This morning our Community Programs Manager, Leila Sarangi spoke at a City Hall press conference organized by Commitmement2Community (povertyreductionto.ca) to call out for real budget solutions rather than the cuts and fees, as proposed in the 2017 City Budget.
Leila talked about the impact high user fees and city service cuts has on women and children and our shock and disappointment that the City’s 2017 budget plan has no new investments in poverty reduction initiatives.
Read her full statement:
JULY 11, 2016
CITY HALL PRESS CONFERENCE: CLOSE THE FAIRNESS GAP
“Hello and good morning. My name is Leila Sarangi and I am the Community Programs Manager at Women’s Habitat of Etobicoke. We provide services to women and their dependents who have experienced violence, the vast majority of whom are living in poverty.
Over the past two years, through conversations that fed into the city’s consultation process, we spoke to over 2000 women across the city and heard clearly that the issues that need to be resolved to alleviate poverty are housing, jobs and childcare, in addition to other services including transit and recreation.
We also heard the City promise to implement the recommendations in these areas of their poverty reduction strategy when they unanimously adopted it last year.
So we were shocked and concerned when the City put forward a 2017 budget plan that considers a 2.6% cut across all divisions, with no new investments in poverty reduction initiatives and that pushes the implementation of any new revenue tools further down the road.
Statistics show that one in four Torontonians are poor. And to a great extent, when we talk about poverty in Toronto, we are talking about women’s poverty. With a persistent wage and income gap between women and men which is larger if she is racialized or indigenous, women are generally the poorest members of households, the poorest people in a neighbourhood, and the poorest citizens of a city. The recent revelation that Toronto has the highest child poverty rate in Canada is really an indicator of our city’s rate of poverty among mothers.
This budget plan will not be putting women or Torontonians on the path to prosperity.
Housing is a critical issue that we deal with on a daily basis. The lack of affordable and safe housing is the number one reason why women cannot leave abusive relationships, it’s why there are 175,000 people on the social housing waitlist, it is why our shelter system is backlogged. Without new investments, people will continue to struggle with precarious housing, homelessness, hunger. And this backlog will mean our emergency shelter system will continue to turn away 300 women and their children each night.

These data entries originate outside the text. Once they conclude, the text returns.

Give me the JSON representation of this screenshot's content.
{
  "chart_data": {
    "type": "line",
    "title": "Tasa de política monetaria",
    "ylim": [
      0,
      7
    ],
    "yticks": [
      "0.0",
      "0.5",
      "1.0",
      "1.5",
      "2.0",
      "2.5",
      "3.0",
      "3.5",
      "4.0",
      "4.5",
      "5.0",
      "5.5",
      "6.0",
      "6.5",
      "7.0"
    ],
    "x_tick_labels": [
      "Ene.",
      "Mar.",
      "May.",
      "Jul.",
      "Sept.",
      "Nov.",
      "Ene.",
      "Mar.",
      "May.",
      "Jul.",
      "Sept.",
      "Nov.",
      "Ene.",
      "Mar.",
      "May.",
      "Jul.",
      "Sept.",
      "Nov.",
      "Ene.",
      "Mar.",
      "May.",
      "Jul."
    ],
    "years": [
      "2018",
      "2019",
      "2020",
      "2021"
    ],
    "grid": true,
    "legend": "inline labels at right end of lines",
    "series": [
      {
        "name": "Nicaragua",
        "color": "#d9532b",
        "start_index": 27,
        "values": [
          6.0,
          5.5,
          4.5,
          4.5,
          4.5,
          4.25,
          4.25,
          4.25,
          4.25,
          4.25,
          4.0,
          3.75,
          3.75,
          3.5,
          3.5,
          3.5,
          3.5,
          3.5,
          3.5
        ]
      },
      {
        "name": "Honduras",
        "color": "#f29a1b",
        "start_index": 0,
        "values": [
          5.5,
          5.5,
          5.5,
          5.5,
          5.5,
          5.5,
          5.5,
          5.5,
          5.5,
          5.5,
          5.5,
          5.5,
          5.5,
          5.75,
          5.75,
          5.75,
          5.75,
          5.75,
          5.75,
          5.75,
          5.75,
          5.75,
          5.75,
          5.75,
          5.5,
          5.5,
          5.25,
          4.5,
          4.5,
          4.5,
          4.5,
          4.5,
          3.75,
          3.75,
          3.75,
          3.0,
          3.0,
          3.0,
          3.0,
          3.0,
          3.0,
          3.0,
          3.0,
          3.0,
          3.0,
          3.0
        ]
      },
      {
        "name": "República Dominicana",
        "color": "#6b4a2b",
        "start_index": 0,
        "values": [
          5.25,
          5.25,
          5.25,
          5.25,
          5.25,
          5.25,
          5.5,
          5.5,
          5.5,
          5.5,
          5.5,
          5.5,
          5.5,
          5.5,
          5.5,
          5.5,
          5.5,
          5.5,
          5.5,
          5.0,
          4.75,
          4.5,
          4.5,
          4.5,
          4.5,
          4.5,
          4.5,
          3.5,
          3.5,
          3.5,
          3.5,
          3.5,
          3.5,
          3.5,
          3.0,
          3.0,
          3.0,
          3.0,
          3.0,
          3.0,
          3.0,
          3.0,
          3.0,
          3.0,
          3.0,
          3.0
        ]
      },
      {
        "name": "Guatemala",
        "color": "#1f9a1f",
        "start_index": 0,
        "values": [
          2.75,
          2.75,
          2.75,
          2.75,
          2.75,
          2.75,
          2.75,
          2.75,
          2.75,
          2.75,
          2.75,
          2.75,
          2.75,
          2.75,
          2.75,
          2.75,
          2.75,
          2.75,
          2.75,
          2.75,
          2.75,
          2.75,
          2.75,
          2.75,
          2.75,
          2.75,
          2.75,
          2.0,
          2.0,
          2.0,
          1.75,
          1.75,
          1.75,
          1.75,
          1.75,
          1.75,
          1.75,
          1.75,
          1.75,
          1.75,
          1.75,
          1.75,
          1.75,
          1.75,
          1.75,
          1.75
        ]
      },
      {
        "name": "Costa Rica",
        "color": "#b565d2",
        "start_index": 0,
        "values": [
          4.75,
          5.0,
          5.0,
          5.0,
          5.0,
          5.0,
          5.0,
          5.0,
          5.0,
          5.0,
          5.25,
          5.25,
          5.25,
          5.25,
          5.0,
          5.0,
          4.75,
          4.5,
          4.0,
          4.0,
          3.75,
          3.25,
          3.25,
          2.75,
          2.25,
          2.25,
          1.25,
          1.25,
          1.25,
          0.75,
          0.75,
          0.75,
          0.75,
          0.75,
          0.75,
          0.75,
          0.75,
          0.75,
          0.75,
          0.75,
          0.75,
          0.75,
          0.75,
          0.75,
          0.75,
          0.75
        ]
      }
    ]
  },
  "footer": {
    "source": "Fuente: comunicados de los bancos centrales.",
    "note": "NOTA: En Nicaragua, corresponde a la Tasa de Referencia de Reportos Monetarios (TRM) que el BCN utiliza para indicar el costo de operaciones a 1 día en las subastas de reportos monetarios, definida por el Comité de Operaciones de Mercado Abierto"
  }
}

In this budget plan, people living on low-incomes will continue to struggle with rising transit fares, women will struggle with long commute times that make it difficult to drop off children and get to work on time and we have seen women lose jobs because of this. Women will continue to be unable go to work because they’re stuck on waitlists for affordable, local childcare, and because flexible childcare for those work outside of the traditional 9-5 hours just doesn’t exist.
We can look to examples outside of Toronto where investments into childcare directly led to broad economic returns in Quebec and have resulted in nearly equal workforce participation in Sweden’s proportional system.
This 2017 budget plan will not make this kind of difference. Instead, it will put low-income women and Torontonians further behind. Higher user fees and service cuts means the poorest in our communities will pay more and access less, we still won’t be addressing the City’s revenue problem, and the fairness gap between those who can afford to live in this city and those who face barriers to prosperity will continue to widen and polarize.
We urge the city to meaningfully close this fairness gap by implementing fair revenue tools and making real investments into the poverty reduction strategy in this coming budget. Thank you.”